Отец воспринимал меня так же серьезно, как братья Рингольды, но не было в нем ни политического бесстрашия Айры, ни литературной изощренности Марри, а главное, этой их кажущейся легкости подхода, незаинтересованности в моем воспитании, в том, хороший я мальчик или нет. Рингольды, как в боксе, обещали с двух ударов ввести меня в большую игру, дать мне возможность наконец понять, что значит быть мужчиной, что для этого, по большому счету, нужно. Рингольды требовали от меня отклика на том уровне ответственности, до которого я, по моему ощущению, как личность уже дозрел. Насколько я хороший мальчик – это им не интересно. Им интересны мои убеждения. Однако опять-таки над ними не висит родительский долг, повелевающий отцу направлять сына в обход всех жизненных ловушек. Заботиться, чтобы сын не попадал в ловушки, должен отец, а учителю это не обязательно. О поведении сына приходится заботиться отцу, именно он должен думать о социальной адаптации маленького Тома Пейна. Но как только маленький Том Пейн попадает в компанию взрослых мужчин, папа может сколько угодно заботиться о нем как о ребенке – это уже не важно, дело отца проиграно изначально. Ну да, он заботится о ловушках, капканах и прочих западнях – если бы не заботился, с его стороны это было бы нехорошо. Но он все равно проигрывает. Маленькому Тому Пейну ничего не остается, как только списать его со счетов, отбросить и предать отца, чтобы смело ринуться вперед, в первую же волчью яму. Да и дальше, став самостоятельным и продолжая отстаивать истинное единство личности и бытия, до конца своих дней он будет падать то в одну яму, то в другую, вплоть до могилы, которая хотя и вряд ли чем хороша, но, по крайней мере, она последняя из тех ям, в которые ты можешь свалиться.

– Послушай-ка сначала меня, – сказал отец, – а потом сам можешь решать.
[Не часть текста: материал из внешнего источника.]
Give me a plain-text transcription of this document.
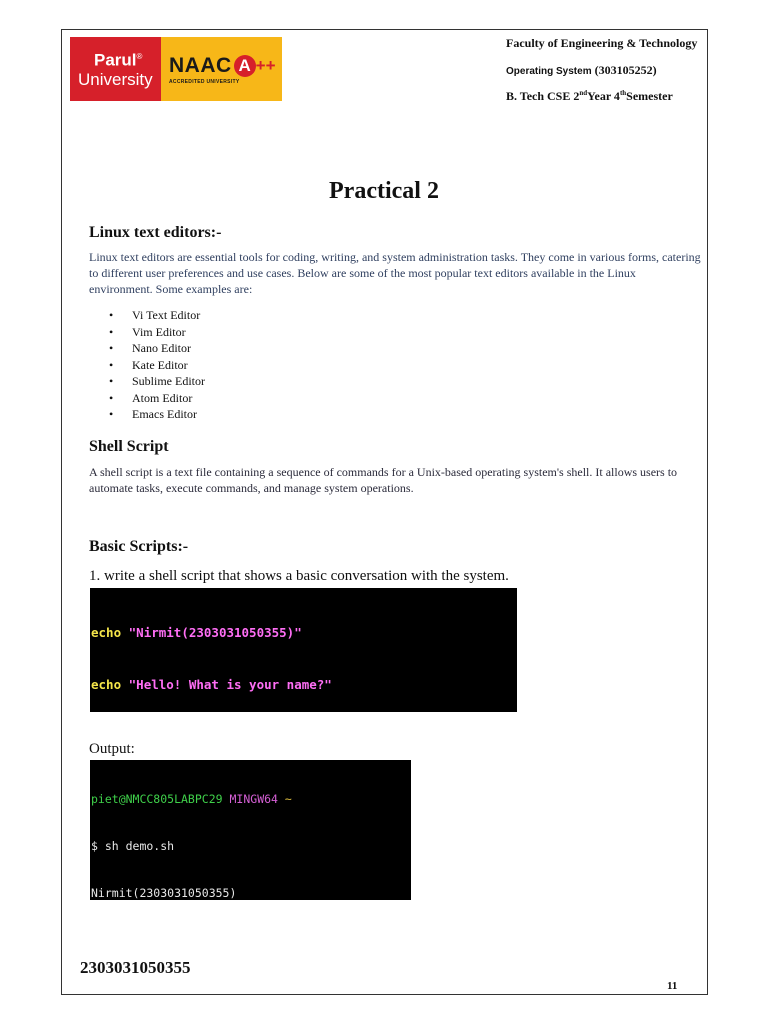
Parul®
University
NAAC A ++
ACCREDITED UNIVERSITY
Faculty of Engineering & Technology
Operating System (303105252)
B. Tech CSE 2ndYear 4thSemester
Practical 2
Linux text editors:-
Linux text editors are essential tools for coding, writing, and system administration tasks. They come in various forms, catering to different user preferences and use cases. Below are some of the most popular text editors available in the Linux environment. Some examples are:
• Vi Text Editor
• Vim Editor
• Nano Editor
• Kate Editor
• Sublime Editor
• Atom Editor
• Emacs Editor
Shell Script
A shell script is a text file containing a sequence of commands for a Unix-based operating system's shell. It allows users to automate tasks, execute commands, and manage system operations.
Basic Scripts:-
1. write a shell script that shows a basic conversation with the system.

echo "Nirmit(2303031050355)"

echo "Hello! What is your name?"

Output:

piet@NMCC805LABPC29 MINGW64 ~

$ sh demo.sh

Nirmit(2303031050355)

2303031050355
11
Сынок, я уважаю твою независимость. Желаешь в школу ходить со значком Уоллеса? Да пожалуйста. Это свободная страна. Но ты обязан знать все факты. Прийти к обоснованному решению, не зная фактов, невозможно.

Почему миссис Рузвельт, авторитетная и высокочтимая вдова президента, перестала оказывать Генри Уоллесу поддержку, почему повернула против? Почему Гарольд Айкс, человек близкий к Рузвельту, верный его министр внутренних дел и тоже ведь масштабная личность, перестал оказывать Генри Уоллесу поддержку и тоже повернул против? Почему Конгресс производственных профсоюзов, деятельная и эффективная организация, какой прежде не знала эта страна, перестал давать деньги и оказывать поддержку Генри Уоллесу? Потому что в кампанию поддержки Уоллеса проникли коммунисты. Отец не хотел, чтобы я шел на митинг из-за коммунистов, которые Прогрессивную партию практически подчинили себе. Отец сказал, что Генри Уоллес либо чересчур наивен и не понимает этого, либо (что, к несчастью, больше похоже на правду) ему не хватает честности признать, что коммунисты, особенно из подмятых ими под себя профсоюзов, уже исключенных из КПП…
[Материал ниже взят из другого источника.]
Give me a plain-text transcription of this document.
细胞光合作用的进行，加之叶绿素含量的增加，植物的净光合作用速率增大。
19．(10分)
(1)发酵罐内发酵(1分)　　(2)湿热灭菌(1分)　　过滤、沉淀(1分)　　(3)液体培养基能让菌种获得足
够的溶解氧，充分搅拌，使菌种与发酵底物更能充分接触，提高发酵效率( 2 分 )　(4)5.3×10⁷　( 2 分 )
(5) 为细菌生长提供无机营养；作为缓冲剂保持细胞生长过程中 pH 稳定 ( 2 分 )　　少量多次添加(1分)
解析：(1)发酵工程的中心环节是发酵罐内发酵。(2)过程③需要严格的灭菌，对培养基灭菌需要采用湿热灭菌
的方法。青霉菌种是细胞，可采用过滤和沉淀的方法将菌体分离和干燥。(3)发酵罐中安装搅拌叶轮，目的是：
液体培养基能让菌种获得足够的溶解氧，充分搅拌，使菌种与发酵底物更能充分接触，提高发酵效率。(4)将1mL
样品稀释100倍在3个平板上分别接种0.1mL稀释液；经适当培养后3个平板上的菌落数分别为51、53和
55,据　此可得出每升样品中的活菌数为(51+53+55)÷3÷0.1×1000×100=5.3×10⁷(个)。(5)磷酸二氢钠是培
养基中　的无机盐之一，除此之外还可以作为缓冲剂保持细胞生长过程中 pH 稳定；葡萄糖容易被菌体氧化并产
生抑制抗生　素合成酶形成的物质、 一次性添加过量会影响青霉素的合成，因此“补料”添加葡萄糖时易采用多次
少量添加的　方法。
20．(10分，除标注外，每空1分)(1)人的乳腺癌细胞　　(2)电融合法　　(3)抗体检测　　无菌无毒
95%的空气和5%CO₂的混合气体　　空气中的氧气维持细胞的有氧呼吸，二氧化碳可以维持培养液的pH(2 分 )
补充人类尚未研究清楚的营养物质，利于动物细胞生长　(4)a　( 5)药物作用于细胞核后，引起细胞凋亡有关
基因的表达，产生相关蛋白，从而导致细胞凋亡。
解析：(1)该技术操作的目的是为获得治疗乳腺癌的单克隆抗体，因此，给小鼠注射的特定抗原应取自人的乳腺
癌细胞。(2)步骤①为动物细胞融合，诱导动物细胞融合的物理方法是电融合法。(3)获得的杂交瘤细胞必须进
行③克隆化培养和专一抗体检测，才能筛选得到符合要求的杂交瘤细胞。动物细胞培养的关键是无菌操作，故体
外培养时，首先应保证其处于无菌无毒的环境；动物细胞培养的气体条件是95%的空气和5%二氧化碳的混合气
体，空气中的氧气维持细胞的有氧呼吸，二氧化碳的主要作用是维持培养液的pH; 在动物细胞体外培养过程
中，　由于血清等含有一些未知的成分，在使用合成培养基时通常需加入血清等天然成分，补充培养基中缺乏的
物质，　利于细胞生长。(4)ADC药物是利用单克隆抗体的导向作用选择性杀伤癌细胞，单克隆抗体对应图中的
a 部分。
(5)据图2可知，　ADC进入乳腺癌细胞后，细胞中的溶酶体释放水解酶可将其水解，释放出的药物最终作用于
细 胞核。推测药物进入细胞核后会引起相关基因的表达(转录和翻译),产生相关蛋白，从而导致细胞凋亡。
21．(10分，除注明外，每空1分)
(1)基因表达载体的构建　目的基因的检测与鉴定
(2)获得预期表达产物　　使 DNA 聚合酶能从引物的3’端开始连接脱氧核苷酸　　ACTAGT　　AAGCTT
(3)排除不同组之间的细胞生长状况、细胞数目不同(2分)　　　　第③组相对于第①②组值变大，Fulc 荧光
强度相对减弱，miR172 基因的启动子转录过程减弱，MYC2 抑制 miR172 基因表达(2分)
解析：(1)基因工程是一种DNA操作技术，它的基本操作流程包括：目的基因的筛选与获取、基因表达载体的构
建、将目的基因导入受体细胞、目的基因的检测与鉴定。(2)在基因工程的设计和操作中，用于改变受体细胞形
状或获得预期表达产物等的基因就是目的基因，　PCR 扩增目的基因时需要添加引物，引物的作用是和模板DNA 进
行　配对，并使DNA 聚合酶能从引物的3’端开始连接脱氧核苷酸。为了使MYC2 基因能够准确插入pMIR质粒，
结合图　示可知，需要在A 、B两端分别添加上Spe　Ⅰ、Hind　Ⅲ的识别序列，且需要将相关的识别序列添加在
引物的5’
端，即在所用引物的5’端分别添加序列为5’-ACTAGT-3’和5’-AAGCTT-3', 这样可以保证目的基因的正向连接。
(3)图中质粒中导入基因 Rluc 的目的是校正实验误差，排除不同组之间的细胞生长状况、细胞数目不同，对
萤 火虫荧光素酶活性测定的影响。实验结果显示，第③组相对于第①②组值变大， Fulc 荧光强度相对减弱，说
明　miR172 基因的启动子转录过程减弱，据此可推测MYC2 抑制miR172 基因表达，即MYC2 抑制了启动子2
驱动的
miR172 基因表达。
– Да ты просто ярый антикоммунист! – крикнул я и выбежал из дома. Сел в четырнадцатый автобус и поехал на митинг. А там встретил Пола Робсона.
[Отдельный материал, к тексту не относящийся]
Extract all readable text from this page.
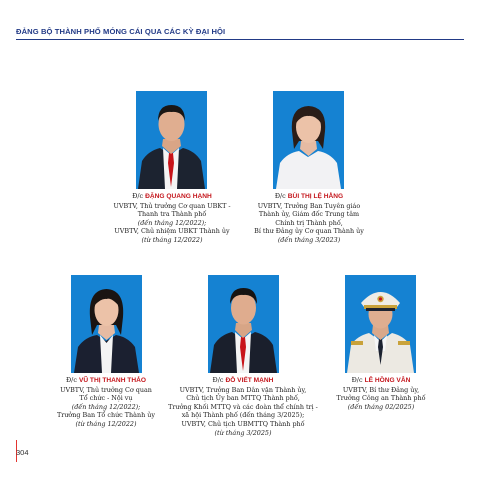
ĐẢNG BỘ THÀNH PHỐ MÓNG CÁI QUA CÁC KỲ ĐẠI HỘI
Đ/c ĐẶNG QUANG HẠNH
UVBTV, Thủ trưởng Cơ quan UBKT -
Thanh tra Thành phố
(đến tháng 12/2022);
UVBTV, Chủ nhiệm UBKT Thành ủy
(từ tháng 12/2022)
Đ/c BÙI THỊ LỆ HẰNG
UVBTV, Trưởng Ban Tuyên giáo
Thành ủy, Giám đốc Trung tâm
Chính trị Thành phố,
Bí thư Đảng ủy Cơ quan Thành ủy
(đến tháng 3/2023)
Đ/c VŨ THỊ THANH THẢO
UVBTV, Thủ trưởng Cơ quan
Tổ chức - Nội vụ
(đến tháng 12/2022);
Trưởng Ban Tổ chức Thành ủy
(từ tháng 12/2022)
Đ/c ĐỖ VIẾT MẠNH
UVBTV, Trưởng Ban Dân vận Thành ủy,
Chủ tịch Ủy ban MTTQ Thành phố,
Trưởng Khối MTTQ và các đoàn thể chính trị -
xã hội Thành phố (đến tháng 3/2025);
UVBTV, Chủ tịch UBMTTQ Thành phố
(từ tháng 3/2025)
Đ/c LÊ HỒNG VÂN
UVBTV, Bí thư Đảng ủy,
Trưởng Công an Thành phố
(đến tháng 02/2025)
304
Певец-негр подошел и пожал мне руку, когда Аира представил меня как того самого парнишку, школьника, о котором он говорил. "Пол, это он, тот мальчик, что устроил улюлюканье Стивену А. Дугласу". Нет, это ж надо! – сам Пол Робсон, великий негритянский актер и певец, сопредседатель комитета по выдвижению Уоллеса в президенты, который всего несколько месяцев назад, во время демонстрации против билля Мундта – Никсона пел перед пятитысячной толпой Оl'Man River – прямо в Вашингтоне, прямо у подножия мемориала Джорджа Вашингтона! И который настолько бесстрашен, что перед всем сенатским Комитетом по судебной практике в ответ на вопрос, станет ли он исполнять поправку Мундта – Никсона, если таковая будет принята, сказал: "Я буду преступать закон!", а потом и того пуще – когда его спросили, за что ратует Коммунистическая партия, сказал: "За полное равенство для негритянского народа". А теперь Пол Робсон обеими руками жмет мне руку и говорит: "Так держать, молодой человек, будьте так же храбры и дальше!"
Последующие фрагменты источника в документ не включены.